Key Points
- Nvidia faces revived class action over alleged misreporting of crypto mining GPU revenue.
- Case raises broader disclosure questions for public companies with crypto-linked income.
A revived class action lawsuit in the U.S. District Court for the Northern District of California targets Nvidia Corporation over allegations it misclassified graphics processing unit (GPU) revenue tied to cryptocurrency mining.
The complaint claims the company obscured mining-related sales within its gaming segment during a volatile period in digital asset markets.
Nvidia Crypto Class Action and Revenue Reporting
The case, originally filed as In re NVIDIA Corp. Securities Litigation (Case No. 21-cv-02899), alleges violations of Section 10(b) of the Securities Exchange Act of 1934 and Rule 10b-5.
It also asserts control-person liability claims against Chief Executive Officer Jensen Huang under Section 20(a).
The action was reinstated on January 15, 2026, after earlier procedural dismissals in 2022.
Plaintiffs focus on Nvidia’s fiscal reporting from late 2017 through early 2018, when demand for GPUs surged due in part to mining activity involving Ethereum.

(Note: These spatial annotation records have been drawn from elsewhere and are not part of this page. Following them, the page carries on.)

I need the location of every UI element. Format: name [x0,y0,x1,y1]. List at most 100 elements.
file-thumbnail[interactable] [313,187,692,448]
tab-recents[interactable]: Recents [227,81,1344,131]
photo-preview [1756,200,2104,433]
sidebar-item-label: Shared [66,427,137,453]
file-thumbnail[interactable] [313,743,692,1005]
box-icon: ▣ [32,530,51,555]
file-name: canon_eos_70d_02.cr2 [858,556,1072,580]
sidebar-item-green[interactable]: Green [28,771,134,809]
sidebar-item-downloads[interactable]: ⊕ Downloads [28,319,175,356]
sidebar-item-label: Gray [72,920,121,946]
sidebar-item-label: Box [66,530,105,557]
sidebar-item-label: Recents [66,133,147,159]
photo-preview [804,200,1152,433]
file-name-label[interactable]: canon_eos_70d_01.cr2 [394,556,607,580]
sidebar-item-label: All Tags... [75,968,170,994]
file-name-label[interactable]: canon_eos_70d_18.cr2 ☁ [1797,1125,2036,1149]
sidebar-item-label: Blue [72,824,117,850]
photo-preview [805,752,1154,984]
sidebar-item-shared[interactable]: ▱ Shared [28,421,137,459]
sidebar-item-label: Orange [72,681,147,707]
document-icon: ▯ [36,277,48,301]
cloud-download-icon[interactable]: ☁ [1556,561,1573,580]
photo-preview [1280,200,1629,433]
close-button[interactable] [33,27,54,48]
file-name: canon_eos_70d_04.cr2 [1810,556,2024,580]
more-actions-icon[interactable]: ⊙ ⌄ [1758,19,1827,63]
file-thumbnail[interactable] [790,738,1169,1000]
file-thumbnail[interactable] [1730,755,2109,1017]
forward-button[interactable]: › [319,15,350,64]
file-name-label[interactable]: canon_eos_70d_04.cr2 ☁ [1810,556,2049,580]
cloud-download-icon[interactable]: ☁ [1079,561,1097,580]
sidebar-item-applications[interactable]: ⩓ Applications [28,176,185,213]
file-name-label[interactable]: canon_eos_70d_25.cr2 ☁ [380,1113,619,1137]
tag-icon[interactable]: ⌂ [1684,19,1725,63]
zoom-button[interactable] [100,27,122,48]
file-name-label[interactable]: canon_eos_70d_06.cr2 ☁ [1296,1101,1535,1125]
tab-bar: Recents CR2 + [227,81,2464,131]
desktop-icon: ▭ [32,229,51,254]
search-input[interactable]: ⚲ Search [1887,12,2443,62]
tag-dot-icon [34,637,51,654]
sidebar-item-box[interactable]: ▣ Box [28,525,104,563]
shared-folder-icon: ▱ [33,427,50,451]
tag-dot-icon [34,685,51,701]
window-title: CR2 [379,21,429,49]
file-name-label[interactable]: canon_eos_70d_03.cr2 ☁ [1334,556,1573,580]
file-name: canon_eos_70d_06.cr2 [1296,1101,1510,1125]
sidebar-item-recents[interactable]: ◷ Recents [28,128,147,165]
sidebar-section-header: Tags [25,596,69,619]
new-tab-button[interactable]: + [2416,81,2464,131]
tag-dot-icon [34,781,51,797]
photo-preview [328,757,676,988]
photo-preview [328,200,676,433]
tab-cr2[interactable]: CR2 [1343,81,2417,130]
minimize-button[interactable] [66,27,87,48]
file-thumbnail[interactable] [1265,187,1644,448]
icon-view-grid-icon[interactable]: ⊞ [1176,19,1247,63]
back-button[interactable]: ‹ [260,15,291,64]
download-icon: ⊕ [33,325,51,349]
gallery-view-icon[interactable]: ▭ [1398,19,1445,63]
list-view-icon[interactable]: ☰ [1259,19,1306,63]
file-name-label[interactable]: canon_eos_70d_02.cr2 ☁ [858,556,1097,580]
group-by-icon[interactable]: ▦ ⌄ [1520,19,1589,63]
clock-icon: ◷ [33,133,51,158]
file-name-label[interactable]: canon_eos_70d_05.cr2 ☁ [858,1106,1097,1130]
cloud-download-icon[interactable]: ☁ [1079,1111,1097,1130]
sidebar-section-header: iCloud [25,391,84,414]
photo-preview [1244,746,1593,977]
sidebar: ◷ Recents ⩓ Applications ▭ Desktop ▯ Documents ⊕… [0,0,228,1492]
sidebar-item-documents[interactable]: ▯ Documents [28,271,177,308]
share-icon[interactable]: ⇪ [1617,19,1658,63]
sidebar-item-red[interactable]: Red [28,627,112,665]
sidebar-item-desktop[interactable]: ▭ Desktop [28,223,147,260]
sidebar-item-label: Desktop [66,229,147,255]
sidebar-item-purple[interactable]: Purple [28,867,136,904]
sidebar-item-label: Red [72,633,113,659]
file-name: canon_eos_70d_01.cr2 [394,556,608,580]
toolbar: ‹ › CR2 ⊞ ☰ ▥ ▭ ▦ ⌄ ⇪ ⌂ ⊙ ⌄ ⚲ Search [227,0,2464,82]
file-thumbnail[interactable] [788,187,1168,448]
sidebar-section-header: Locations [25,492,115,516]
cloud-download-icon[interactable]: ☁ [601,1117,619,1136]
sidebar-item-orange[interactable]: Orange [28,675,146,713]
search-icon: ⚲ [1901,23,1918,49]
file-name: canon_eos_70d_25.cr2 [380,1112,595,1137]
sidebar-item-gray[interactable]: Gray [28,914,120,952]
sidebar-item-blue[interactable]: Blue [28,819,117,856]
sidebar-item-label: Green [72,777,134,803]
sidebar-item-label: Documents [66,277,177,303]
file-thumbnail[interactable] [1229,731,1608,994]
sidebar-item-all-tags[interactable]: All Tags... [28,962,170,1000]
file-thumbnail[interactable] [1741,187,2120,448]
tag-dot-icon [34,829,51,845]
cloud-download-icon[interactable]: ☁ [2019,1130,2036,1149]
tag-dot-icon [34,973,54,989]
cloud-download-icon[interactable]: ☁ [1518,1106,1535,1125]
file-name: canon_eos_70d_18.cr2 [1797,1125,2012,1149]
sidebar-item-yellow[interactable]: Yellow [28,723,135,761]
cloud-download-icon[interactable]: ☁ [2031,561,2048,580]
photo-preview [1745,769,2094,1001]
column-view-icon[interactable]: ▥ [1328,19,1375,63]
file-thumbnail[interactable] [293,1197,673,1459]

They argue that mining-driven sales were largely recorded as gaming revenue rather than disclosed as a separate category, presenting what they describe as a more stable revenue mix to investors.
The complaint references internal data allegedly showing approximately $155 million in mining-attributable GPU sales during Q4 2017 that were not separately disclosed.
Although Nvidia acknowledged elevated mining demand during earnings communications, plaintiffs contend the disclosures did not fully reflect the concentration of that revenue source.
The proposed class includes investors who held Nvidia shares between January 2018 and November 2018, encompassing both the peak of mining-related GPU demand and the subsequent downturn.
Under Rule 10b-5, plaintiffs must demonstrate a material misrepresentation or omission, investor reliance, and intent or reckless disregard, as required by the Private Securities Litigation Reform Act.
Disclosure Standards and Crypto-Linked Revenue
The lawsuit reflects ongoing regulatory scrutiny surrounding cryptocurrency-related disclosures by public companies.
Since 2018, the U.S. Securities and Exchange Commission has signaled that companies deriving material revenue from crypto-linked activity may face heightened disclosure obligations under Regulation S-K, particularly in Management’s Discussion and Analysis sections.
Although the SEC previously investigated Nvidia’s disclosures without bringing formal enforcement action, the inquiry highlighted regulatory concerns about transparency in reporting mining-related revenue.
Courts evaluating similar cases involving volatile demand segments have generally required detailed allegations demonstrating conscious misconduct or recklessness under heightened pleading standards.
Within the Ninth Circuit, plaintiffs must provide particularized facts showing more than awareness of strong crypto demand to establish scienter.
The revived complaint’s prospects may depend on whether additional documentary evidence satisfies those requirements.
The case also underscores broader uncertainty over how companies delineate traditional commercial activity from crypto-specific exposure in financial reporting.